Soumis par Michel Lambert le
Quand je suis venu faire mes études à Montréal -- il y a malheureusement bien longtemps—je ne manquais pas de venir acheter mes légumes au marché Jean-Talon. Les nombreux paniers de poivrons de couleur me fascinaient, moi qui venait du Saguenay où l’on avait de la misère à faire pousser des piments doux hâtifs. C’est à ce moment-là que je me suis mis à les cuisiner davantage. Voici donc le résultat de mes découvertes subséquentes.
Vous savez sûrement que les noms de ce légume sont liés au mot poivre, en français, et pimiento, en espagnol qui veut aussi dire poivre. Les piments sont originaires du Mexique, de l’Amérique centrale et du nord de l’Amérique du Sud. Les habitants locaux les consommaient déjà, il y a 9 500 ans. Les archéologues ont trouvé des traces de leur domestication en Équateur, il y a un peu plus que 6 000 ans. Au moment où Christophe Colomb découvrit l’Amérique, les piments étaient cultivés partout au Mexique, en Amérique Centrale, dans les Antilles, en Louisiane et en Floride par les autochtones locaux. C’est un chirurgien qui faisait partie de l’équipage de Christophe Colomb, Diego Alvarez Chanca, qui donna la première recette mexicaine faite avec du piment, dans ses Lettres, en 1494. Ce sont donc les Espagnols et les Portugais qui ont apporté le piment en Europe et qui l’ont diffusé partout dans le monde, là où ils avaient des comptoirs d’épices, en particulier en Inde, en Chine et en Afrique de l’Ouest. Comme le piment était un condiment, il entra dans les mélanges locaux d’épices.
Les colons français qui se sont installés à Québec au XVIIe siècle n’ont pas planté de piment au moment de leur arrivée. La plupart des gens ne le connaissaient même pas. Mais au début du XVIIIe siècle, les jardiniers de Montréal commencèrent à en planter sur l’ile, comme on le faisait déjà couramment dans le sud de la France et dans le pays basque. Les Montréalais commencèrent à ajouter un petit piment dans leurs épices à marinade car on faisait déjà des cornichons dans le vinaigre et les épices, à cette époque. On importait aussi de la Cayenne que les Français cultivaient dans leur colonie d’Amérique du Sud, la Guyane française. Lorsque les Basques se sont établis en Gaspésie, au milieu du XIXe siècle, ils plantèrent leur piment d’Espelette qu’ils utilisaient déjà dans leur cuisine. C’est ainsi que le piment fort est entré lentement dans notre cuisine. Les immigrants italiens, portugais, polonais et hongrois nous ont fait connaître d’autres piments, lors de leurs différentes immigrations, à partir de la fin du XIXe siècle. Le paprika est devenu un condiment incontournable de notre cuisine comme la Cayenne et le Chili. Lorsque les Québécois commencèrent à voyager dans les Antilles et au Mexique, dans les années 1960, ils ramenèrent plusieurs types de piment fort pour commencer à faire de la cuisine piquante, chez eux. C’est ainsi que le jalapeno est devenu très populaire à partir des années 1980.

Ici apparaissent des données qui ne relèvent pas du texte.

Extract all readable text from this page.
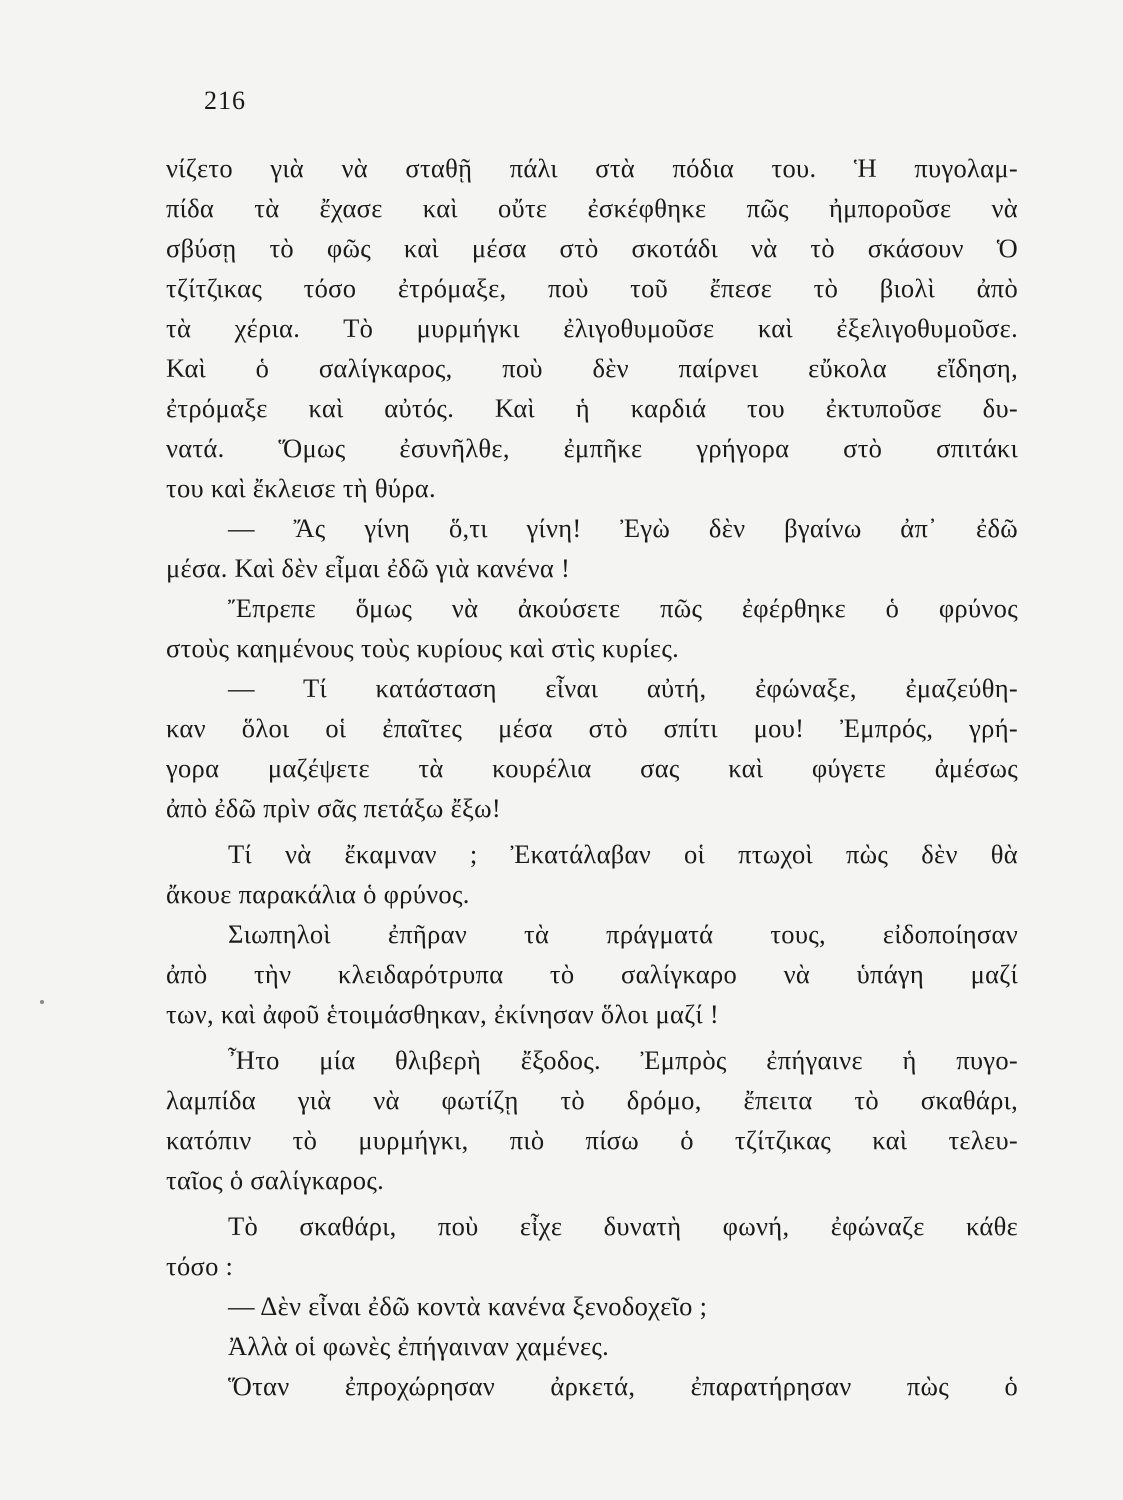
216
νίζετο γιὰ νὰ σταθῇ πάλι στὰ πόδια του. Ἡ πυγολαμ-
πίδα τὰ ἔχασε καὶ οὔτε ἐσκέφθηκε πῶς ἠμποροῦσε νὰ
σβύσῃ τὸ φῶς καὶ μέσα στὸ σκοτάδι νὰ τὸ σκάσουν Ὁ
τζίτζικας τόσο ἐτρόμαξε, ποὺ τοῦ ἔπεσε τὸ βιολὶ ἀπὸ
τὰ χέρια. Τὸ μυρμήγκι ἐλιγοθυμοῦσε καὶ ἐξελιγοθυμοῦσε.
Καὶ ὁ σαλίγκαρος, ποὺ δὲν παίρνει εὔκολα εἴδηση,
ἐτρόμαξε καὶ αὐτός. Καὶ ἡ καρδιά του ἐκτυποῦσε δυ-
νατά. Ὅμως ἐσυνῆλθε, ἐμπῆκε γρήγορα στὸ σπιτάκι
του καὶ ἔκλεισε τὴ θύρα.
— Ἄς γίνη ὅ,τι γίνη! Ἐγὼ δὲν βγαίνω ἀπ᾽ ἐδῶ
μέσα. Καὶ δὲν εἶμαι ἐδῶ γιὰ κανένα !
Ἔπρεπε ὅμως νὰ ἀκούσετε πῶς ἐφέρθηκε ὁ φρύνος
στοὺς καημένους τοὺς κυρίους καὶ στὶς κυρίες.
— Τί κατάσταση εἶναι αὐτή, ἐφώναξε, ἐμαζεύθη-
καν ὅλοι οἱ ἐπαῖτες μέσα στὸ σπίτι μου! Ἐμπρός, γρή-
γορα μαζέψετε τὰ κουρέλια σας καὶ φύγετε ἀμέσως
ἀπὸ ἐδῶ πρὶν σᾶς πετάξω ἔξω!
Τί νὰ ἔκαμναν ; Ἐκατάλαβαν οἱ πτωχοὶ πὼς δὲν θὰ
ἄκουε παρακάλια ὁ φρύνος.
Σιωπηλοὶ ἐπῆραν τὰ πράγματά τους, εἰδοποίησαν
ἀπὸ τὴν κλειδαρότρυπα τὸ σαλίγκαρο νὰ ὑπάγη μαζί
των, καὶ ἀφοῦ ἑτοιμάσθηκαν, ἐκίνησαν ὅλοι μαζί !
Ἦτο μία θλιβερὴ ἔξοδος. Ἐμπρὸς ἐπήγαινε ἡ πυγο-
λαμπίδα γιὰ νὰ φωτίζῃ τὸ δρόμο, ἔπειτα τὸ σκαθάρι,
κατόπιν τὸ μυρμήγκι, πιὸ πίσω ὁ τζίτζικας καὶ τελευ-
ταῖος ὁ σαλίγκαρος.
Τὸ σκαθάρι, ποὺ εἶχε δυνατὴ φωνή, ἐφώναζε κάθε
τόσο :
— Δὲν εἶναι ἐδῶ κοντὰ κανένα ξενοδοχεῖο ;
Ἀλλὰ οἱ φωνὲς ἐπήγαιναν χαμένες.
Ὅταν ἐπροχώρησαν ἀρκετά, ἐπαρατήρησαν πὼς ὁ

Quant au poivron qui est un piment doux à 4 lobes, il aurait été découvert au Panama, en Amérique Centrale, par un pirate anglais nommé Water. Ce dernier l’aurait amené à Boston, dès le XVIIIe siècle où l’on commença à le planter dans les jardins familiaux. À cause du climat nordique de la Nouvelle-Angleterre, c’est le poivron vert qu’on réussit à faire pousser. C’est pourquoi on commença à trouver des poivrons verts dans nos épiceries montréalaises et québécoises, dès la fin du XIXe siècle. Et l’on en plantait à La Pocatière en 1924, dans la Baie-des-Chaleurs, en 1930 et à Napierville, en 1940. Le poivron vert s’est installé solidement, chez nous, dans les années 1960, où on le cuisinait en compagnie de tomates ou de champignons dans diverses sauces à la viande, au poisson ou aux fruits de mer. Plusieurs recettes en vedette, cette semaine, illustrent cette affirmation. Ce sont les Néerlandais qui ont développé la culture en serre du poivron de couleur. Tous les pays les ont imités de sorte qu’on en trouve, aujourd’hui, autant qu’on trouve de poivrons verts. Les enfants préfèrent d’ailleurs les poivrons de couleur au poivron vert parce qu’il est plus doux et plus sucré. Il est particulièrement consommé cru, avec des sauces trempettes maison ou du commerce. On en trouve en panier, à bon prix, en ce temps-ci de l’année, et on peut s’en faire des provisions congelées pour les cuisiner en hiver. C'est notre façon de prolonger l'été.
Sur ce, je vous souhaite une bonne semaine.